11/NEAR's bet is on chain abstraction and intents. The idea that a user should not have to think about which blockchain they are on. They say what they want to do, the system finds the execution path. The blockchain becomes invisible infrastructure behind the app.
12/NEAR Intents has done around $18.9B in cumulative volume and roughly $33M in fees. A significant portion of that is connected to Zcash flows. So the privacy thesis is not just marketing, there is actual transaction volume behind it.
13/Hayes calls NEAR his infrastructure leg of the privacy trade. Zcash is the private money asset. NEAR is the layer that allows private cross-chain value movement. You can exit from shielded ZEC into USDT on Tron or other assets through NEAR Intents.
14/His rough sizing: Zcash bigger position, NEAR smaller because the risk profiles are different. He mentioned something like 5x potential on ZEC and 20x on NEAR over the next year. Take that for what it is.
15/Key point on NEAR tokenomics: inflation was already cut in half in November last year. No massive VC unlock overhang, most of that is already priced in. Polosukhin's goal is to reach a deflationary model as revenue grows.
16/On Hyperliquid: Hayes's argument is simple. Exchanges are historically the biggest money makers in crypto. Binance, BitMEX, Coinbase, OKX. He thinks the market was always moving toward a DEX version of this.
17/What makes HYPE different is execution and tokenomics. No VC sale. Team allocation only. A large share of revenue goes back to token holders. The product is actually used. UX is getting close to centralized exchanges.
18/He also highlighted HIP-3 and permissionless market listings. You can now trade Nasdaq, S&P, oil and other instruments on Hyperliquid. Politicians often create market events on weekends when traditional markets are closed. Hyperliquid becomes the only place with open price discovery in those moments.
19/HYPE is roughly 7-8% of CEX perp volumes in its category. Hayes's price target is $150 but he said he would change his mind if macro changes. His comparison was Interactive Brokers at $150B market cap. Hyperliquid does not need to invent a new market, just take share from existing ones.
20/Main risks he sees: a major IPO sucking liquidity, or a political turn against AI capital. He specifically mentioned AOC 2028 scenario where a progressive candidate argues AI companies got rich off public data and society got electricity costs and inflation in return. That kind of narrative could compress multiples fast.

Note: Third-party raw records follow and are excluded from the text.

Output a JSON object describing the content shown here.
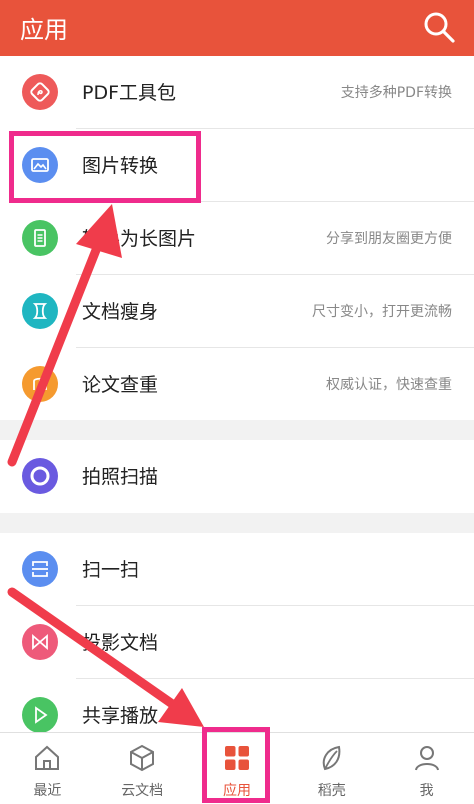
{
  "header": {
    "title": "应用",
    "search_icon": "search-icon"
  },
  "section1": [
    {
      "label": "PDF工具包",
      "desc": "支持多种PDF转换",
      "color": "#ee5a5a",
      "icon": "pdf-icon"
    },
    {
      "label": "图片转换",
      "desc": "",
      "color": "#5b8ef0",
      "icon": "image-icon"
    },
    {
      "label": "转换为长图片",
      "desc": "分享到朋友圈更方便",
      "color": "#49c463",
      "icon": "long-image-icon"
    },
    {
      "label": "文档瘦身",
      "desc": "尺寸变小，打开更流畅",
      "color": "#1fb6c1",
      "icon": "slim-icon"
    },
    {
      "label": "论文查重",
      "desc": "权威认证，快速查重",
      "color": "#f59a2f",
      "icon": "thesis-icon"
    }
  ],
  "section2": [
    {
      "label": "拍照扫描",
      "desc": "",
      "color": "#6a5ae0",
      "icon": "camera-scan-icon"
    }
  ],
  "section3": [
    {
      "label": "扫一扫",
      "desc": "",
      "color": "#5b8ef0",
      "icon": "scan-icon"
    },
    {
      "label": "投影文档",
      "desc": "",
      "color": "#ee5a7a",
      "icon": "projection-icon"
    },
    {
      "label": "共享播放",
      "desc": "",
      "color": "#49c463",
      "icon": "play-icon"
    }
  ],
  "bottom_nav": [
    {
      "label": "最近",
      "icon": "home-icon",
      "active": false
    },
    {
      "label": "云文档",
      "icon": "cloud-box-icon",
      "active": false
    },
    {
      "label": "应用",
      "icon": "apps-grid-icon",
      "active": true
    },
    {
      "label": "稻壳",
      "icon": "leaf-icon",
      "active": false
    },
    {
      "label": "我",
      "icon": "profile-icon",
      "active": false
    }
  ],
  "colors": {
    "brand": "#e8533b",
    "highlight": "#ef2b8c",
    "arrow": "#f03c4b"
  }
}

21/Final summary from the episode: ZEC is a bet on private money. NEAR is a bet on private cross-chain execution, AI agents and intents. HYPE is a bet on a decentralized exchange taking real share from CEX. All three have actual revenue and actual product.
22/The broader shift: the market is getting more mature. Institutions now look at whether there is a product, real users, revenue, token utility, and whether massive VC unlocks are hanging over the asset. "Another L1" is not enough anymore.